I think it's a good idea for the same reason virtual memory in an OS is a ridiculously good idea. All of the same principles apply, and adding the GPU on to the cache hierarchy is smart!
The question on whether or not to expose explicit control to the application is debatable, and I have no strong opinion. However GL has shot itself in the foot numerous times by trying to "infer" too much about what the user is doing, to the point that there is no clear "fast path" any more... stupid subtle changes can cause chaotic performance. OpenGL 3.0 LM is *supposed* to fix that (by getting rid of and/or layering all of the cruft), but I have no idea if/when it is coming.
I disagree, the OS virtual memory is a totally different beast.
In CPU programs operate with raw addresses, so a dedicated hardware is needed in CPU to get around this and implement memory paging so that it was invisible for a running program.
Graphics aplications, however, use (relatively) high level API. They don't see any raw addresses, just some objects, like textures, framebuffers (we can ignore locking, as it's irrelevant for our discussion). This allows a 3D API to completely hide memory managment from user, in a purely
software way (unlike the OS virtual memory).
The only situation in which a dedicated hardware for paging might make a difference, would be related to granurality of the paging. In the software method (which has been available for ages), the granularity of swapped memory block is an entire texture. A dedicated paging hardware onboard the GPU could reduce the granularity to n*n pixel blocks. This would allow to upload, say, 1 GB texture, let it be swapped out, then render a scene that accesses only a tiny portion of this giant texture.
However, this has already been done long time ago (so I still don't see what's so special about Vista's solution)
(quote from
http://www.thecomputershow.com/computershow/hardware/permedia3.htm)

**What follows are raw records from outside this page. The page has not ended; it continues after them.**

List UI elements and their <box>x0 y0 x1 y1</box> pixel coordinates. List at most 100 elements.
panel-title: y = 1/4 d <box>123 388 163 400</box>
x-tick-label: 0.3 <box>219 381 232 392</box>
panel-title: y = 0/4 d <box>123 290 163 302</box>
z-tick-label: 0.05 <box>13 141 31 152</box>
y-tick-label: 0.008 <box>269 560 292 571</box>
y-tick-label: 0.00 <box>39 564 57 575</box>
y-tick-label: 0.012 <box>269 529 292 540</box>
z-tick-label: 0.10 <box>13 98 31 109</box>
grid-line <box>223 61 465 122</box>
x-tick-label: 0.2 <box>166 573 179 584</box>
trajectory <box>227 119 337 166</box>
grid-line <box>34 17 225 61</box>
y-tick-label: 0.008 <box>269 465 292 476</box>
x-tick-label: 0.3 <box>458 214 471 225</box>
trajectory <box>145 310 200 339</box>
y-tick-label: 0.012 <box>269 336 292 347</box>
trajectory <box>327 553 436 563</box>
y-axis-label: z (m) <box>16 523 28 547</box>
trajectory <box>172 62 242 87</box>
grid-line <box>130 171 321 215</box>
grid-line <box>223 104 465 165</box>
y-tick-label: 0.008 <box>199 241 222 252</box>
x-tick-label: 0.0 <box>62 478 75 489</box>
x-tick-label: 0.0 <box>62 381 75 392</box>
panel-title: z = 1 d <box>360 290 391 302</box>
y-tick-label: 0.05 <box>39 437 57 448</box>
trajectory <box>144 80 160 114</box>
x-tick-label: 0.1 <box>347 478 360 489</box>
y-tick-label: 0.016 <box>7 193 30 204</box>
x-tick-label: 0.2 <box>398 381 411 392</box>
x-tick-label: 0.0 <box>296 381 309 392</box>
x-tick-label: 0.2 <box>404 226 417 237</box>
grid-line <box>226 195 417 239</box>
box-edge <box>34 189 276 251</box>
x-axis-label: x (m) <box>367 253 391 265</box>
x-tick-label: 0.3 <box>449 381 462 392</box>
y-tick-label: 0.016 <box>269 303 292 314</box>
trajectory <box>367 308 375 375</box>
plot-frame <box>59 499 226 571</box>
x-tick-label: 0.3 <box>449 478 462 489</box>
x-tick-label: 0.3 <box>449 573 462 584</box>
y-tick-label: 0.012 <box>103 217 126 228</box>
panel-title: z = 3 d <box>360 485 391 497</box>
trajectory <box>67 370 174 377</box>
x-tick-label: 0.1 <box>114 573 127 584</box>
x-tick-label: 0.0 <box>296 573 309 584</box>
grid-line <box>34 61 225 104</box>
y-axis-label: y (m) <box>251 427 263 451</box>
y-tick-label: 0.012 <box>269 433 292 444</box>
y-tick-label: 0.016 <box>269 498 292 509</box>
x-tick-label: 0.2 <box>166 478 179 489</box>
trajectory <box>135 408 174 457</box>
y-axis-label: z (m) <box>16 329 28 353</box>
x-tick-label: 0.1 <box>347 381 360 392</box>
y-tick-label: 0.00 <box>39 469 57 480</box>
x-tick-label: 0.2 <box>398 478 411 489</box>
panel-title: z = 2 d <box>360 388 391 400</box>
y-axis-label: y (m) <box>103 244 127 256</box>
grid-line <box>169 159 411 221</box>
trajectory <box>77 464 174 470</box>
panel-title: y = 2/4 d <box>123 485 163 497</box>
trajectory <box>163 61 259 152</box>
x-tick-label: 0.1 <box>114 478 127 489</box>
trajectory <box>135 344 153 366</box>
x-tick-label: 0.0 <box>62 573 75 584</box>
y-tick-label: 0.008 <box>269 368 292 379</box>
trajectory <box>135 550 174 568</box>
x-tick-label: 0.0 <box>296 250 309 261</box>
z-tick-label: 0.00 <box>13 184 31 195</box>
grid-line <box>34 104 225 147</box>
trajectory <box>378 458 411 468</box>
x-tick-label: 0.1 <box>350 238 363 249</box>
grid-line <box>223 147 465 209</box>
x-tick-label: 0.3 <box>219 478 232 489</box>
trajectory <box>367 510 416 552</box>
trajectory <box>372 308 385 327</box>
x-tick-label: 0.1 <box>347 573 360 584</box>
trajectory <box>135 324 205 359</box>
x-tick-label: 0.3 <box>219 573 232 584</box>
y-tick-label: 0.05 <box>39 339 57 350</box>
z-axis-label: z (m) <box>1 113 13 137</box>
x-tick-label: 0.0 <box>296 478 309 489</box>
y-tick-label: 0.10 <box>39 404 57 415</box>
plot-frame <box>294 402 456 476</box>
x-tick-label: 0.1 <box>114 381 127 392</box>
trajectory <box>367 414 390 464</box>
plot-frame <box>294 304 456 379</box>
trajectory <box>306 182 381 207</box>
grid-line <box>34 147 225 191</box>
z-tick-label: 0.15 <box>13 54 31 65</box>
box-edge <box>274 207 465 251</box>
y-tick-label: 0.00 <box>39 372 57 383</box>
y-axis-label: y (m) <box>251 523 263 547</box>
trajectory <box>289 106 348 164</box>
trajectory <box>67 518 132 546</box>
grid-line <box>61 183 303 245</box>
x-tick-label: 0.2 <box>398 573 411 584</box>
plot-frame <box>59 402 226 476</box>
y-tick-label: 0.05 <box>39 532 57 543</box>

Additionally, PERMEDIA 3 is expected to be the first graphics processor to offer Virtual Texturing - a capability that automatically manages optimal placement of textures in system and local graphics memory. The PERMEDIA 3 architecture incorporates a demand-page texture sub-system that causes a dedicated DMA unit to download 256x256 pages of textures to local memory when they are first accessed. This will allow software developers to straightforwardly load all textures into system memory, while the hardware autonomously maintains an optimal working set of texture pages cached in available local graphics memory for maximum performance. Virtual Texturing will allow execution of textures from system memory in PCI, as well as AGP systems, provides optimized use of backplane bandwidth and avoids local texture memory fragmentation through virtual to physical texture address mapping.